Characterizing and mapping the seafloor and its features requires collecting and analyzing datasets of varied types and scales. Remotely-sensed data can increase our understanding of seafloor processes by providing insight into seabed geomorphology, substrate characteristics, etc., over large areas. Collecting direct observations or physical samples of the seafloor, also known as ground-truth data, holds the key to interpreting and validating remote sensing data. In this thesis, the case is made that by concurrently analyzing some or all of these datasets, knowledge about seafloor processes is gained more efficiently and to demonstrate this a suite of software tools has been developed to support seafloor habitat mapping. 

In Paper I, novel ways to use Digital Bathymetric Models (DBMs) and their derivatives to describe bedforms are proposed. In particular, a spatial analysis procedure for the quantitative characterization of large, straight, isolated (LSI) bedforms found in the Great South Channel (GSC) is presented. The procedure is objective and repeatable. This study led to an increased understanding of the large, straight, isolated bedforms of the GSC, including the geological processes associated with them. It was also discovered that these bedforms do not migrate, contrary to previous thought. This discovery prompted the study of the role of these bedforms as habitat, which is described in Paper II, where the outputs from the previous analysis are complemented with co-registered seafloor images. 

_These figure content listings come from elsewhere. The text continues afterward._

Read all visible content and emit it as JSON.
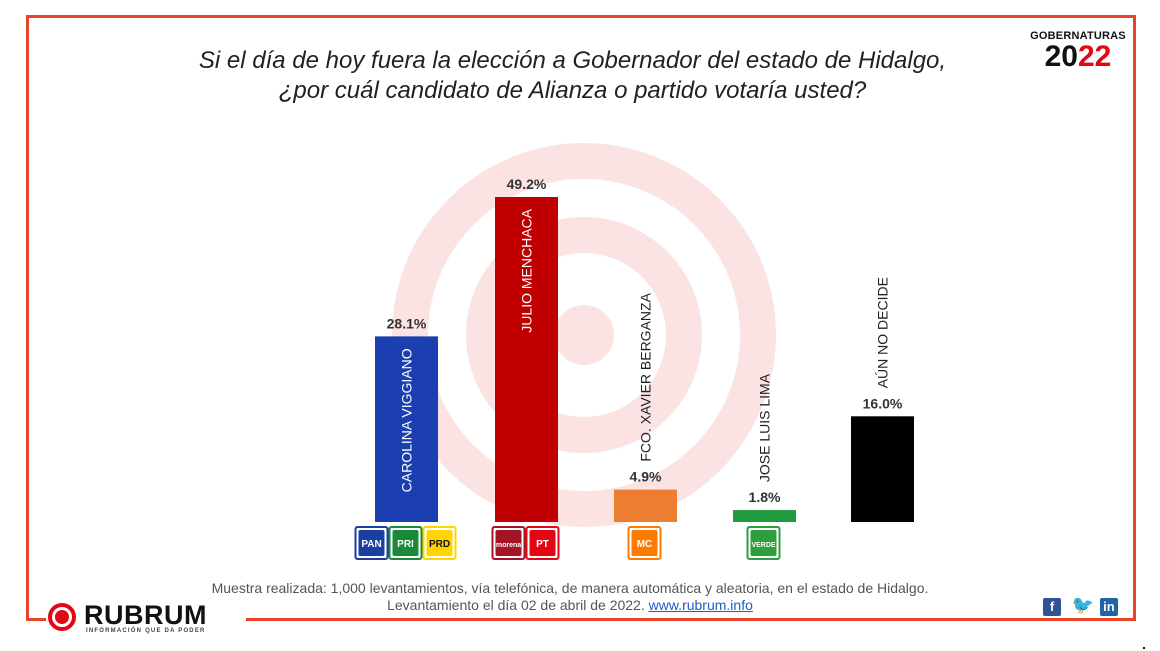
{
  "header": {
    "question_line1": "Si el día de hoy fuera la elección a Gobernador del estado de Hidalgo,",
    "question_line2": "¿por cuál  candidato de Alianza o partido votaría usted?",
    "badge_top": "GOBERNATURAS",
    "badge_year_a": "20",
    "badge_year_b": "22"
  },
  "chart_data": {
    "type": "bar",
    "title": "",
    "xlabel": "",
    "ylabel": "",
    "ylim": [
      0,
      50
    ],
    "grid": false,
    "categories": [
      "CAROLINA VIGGIANO",
      "JULIO MENCHACA",
      "FCO. XAVIER BERGANZA",
      "JOSE LUIS LIMA",
      "AÚN NO DECIDE"
    ],
    "values": [
      28.1,
      49.2,
      4.9,
      1.8,
      16.0
    ],
    "value_labels": [
      "28.1%",
      "49.2%",
      "4.9%",
      "1.8%",
      "16.0%"
    ],
    "colors": [
      "#1b3fb0",
      "#c00000",
      "#ed7d31",
      "#1f9a3c",
      "#000000"
    ],
    "label_inside": [
      true,
      true,
      false,
      false,
      false
    ],
    "party_logos": [
      [
        {
          "text": "PAN",
          "color": "#1b3fa0"
        },
        {
          "text": "PRI",
          "color": "#1a8a3a"
        },
        {
          "text": "PRD",
          "color": "#ffd400"
        }
      ],
      [
        {
          "text": "morena",
          "color": "#a31526"
        },
        {
          "text": "PT",
          "color": "#e30613"
        }
      ],
      [
        {
          "text": "MC",
          "color": "#ff7a00"
        }
      ],
      [
        {
          "text": "VERDE",
          "color": "#2e9e3e"
        }
      ],
      []
    ]
  },
  "footer": {
    "line1": "Muestra realizada: 1,000 levantamientos, vía telefónica, de manera automática y aleatoria, en el estado de Hidalgo.",
    "line2_prefix": "Levantamiento el día 02 de abril de 2022.",
    "link": "www.rubrum.info"
  },
  "brand": {
    "name": "RUBRUM",
    "tagline": "INFORMACIÓN QUE DA PODER"
  },
  "social": {
    "facebook": "f",
    "twitter": "🐦",
    "linkedin": "in"
  }
}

Paper III, lastly, directly addresses the need for a unified software platform for collecting and concurrently analyzing such diverse datasets. In this paper, I present Groundtruther, a toolbox for linking marine datasets in space and time, thus enabling the user to interact with multiple datasets simultaneously, with the aim of obtaining a synoptic view of a particular portion of the seafloor. The contributions from this thesis feed directly into spatial planning and ecosystem-based management.